Hubble’s Legacy: Unraveling the Spiral Wonders of the Universe

Spiral Galaxy NGC 3430

This Hubble Space Telescope image presents a detailed look at NGC 3430, a spiral galaxy located in the constellation Leo Minor, 100 million light-years away. Credit: ESA/Hubble & NASA, C. Kilpatrick

NGC 3430, a spiral galaxy in Leo Minor, is spotlighted in this New Hubble Image

In this stunning Hubble Space Telescope image, we are treated to a wonderfully detailed snapshot of NGC 3430. A spiral galaxy, it lies 100 million light-years from Earth in the constellation Leo Minor. Several other galaxies are located relatively near to this one, just out of frame.
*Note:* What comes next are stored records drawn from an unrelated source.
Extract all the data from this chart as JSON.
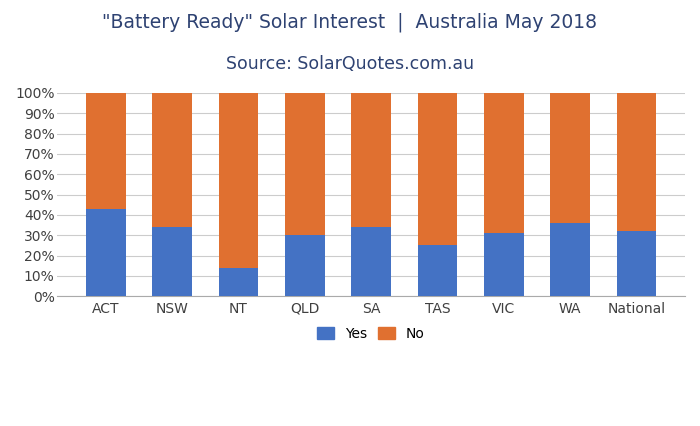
{
  "categories": [
    "ACT",
    "NSW",
    "NT",
    "QLD",
    "SA",
    "TAS",
    "VIC",
    "WA",
    "National"
  ],
  "yes_values": [
    43,
    34,
    14,
    30,
    34,
    25,
    31,
    36,
    32
  ],
  "no_values": [
    57,
    66,
    86,
    70,
    66,
    75,
    69,
    64,
    68
  ],
  "yes_color": "#4472C4",
  "no_color": "#E07030",
  "title_line1": "\"Battery Ready\" Solar Interest  |  Australia May 2018",
  "title_line2": "Source: SolarQuotes.com.au",
  "ylim": [
    0,
    100
  ],
  "yticks": [
    0,
    10,
    20,
    30,
    40,
    50,
    60,
    70,
    80,
    90,
    100
  ],
  "ytick_labels": [
    "0%",
    "10%",
    "20%",
    "30%",
    "40%",
    "50%",
    "60%",
    "70%",
    "80%",
    "90%",
    "100%"
  ],
  "legend_yes": "Yes",
  "legend_no": "No",
  "background_color": "#ffffff",
  "grid_color": "#cccccc",
  "title_color": "#2E4272",
  "title_fontsize": 13.5,
  "subtitle_fontsize": 12.5,
  "tick_fontsize": 10,
  "legend_fontsize": 10,
  "bar_width": 0.6,
  "spine_color": "#aaaaaa"
}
In fact, oone is close enough that gravitational interaction drives some star formation in NGC 3430.

Hubble’s Galactic Classification

That NGC 3430 is such a fine example of a galactic spiral may be why it ended up as part of the sample that Edwin Hubble used to define his classification of galaxies. Namesake of the Hubble Space Telescope, in 1926 he authored a paper that classified some four hundred galaxies by their appearance — as either spiral, barred spiral, lenticular, elliptical, or irregular. This straightforward typology proved immensely influential, and the modern, more detailed schemes that astronomers use today are still based on it. NGC 3430 itself is an SAc galaxy, a spiral lacking a central bar with open, clearly defined arms.

Evolution of Galaxy Terminology

At the time of Hubble’s paper, the study of galaxies in their own right was in its infancy. With the benefit of Henrietta Leavitt’s work on Cepheid variable stars, Hubble had only a couple of years before settled the debate about whether these ‘nebulae’, as they were called then, were situated within our galaxy or were distant and independent. He himself referred to ‘extragalactic nebulae’ in his paper, indicating that they lay beyond the Milky Way galaxy. Once it became clear that these distant objects were very different from actual nebulae, the favored term for a while was the quite poetic ‘island universe’. While NGC 3430 may look as if it still deserves this moniker, today we simply call it and the objects like it a ‘galaxy’.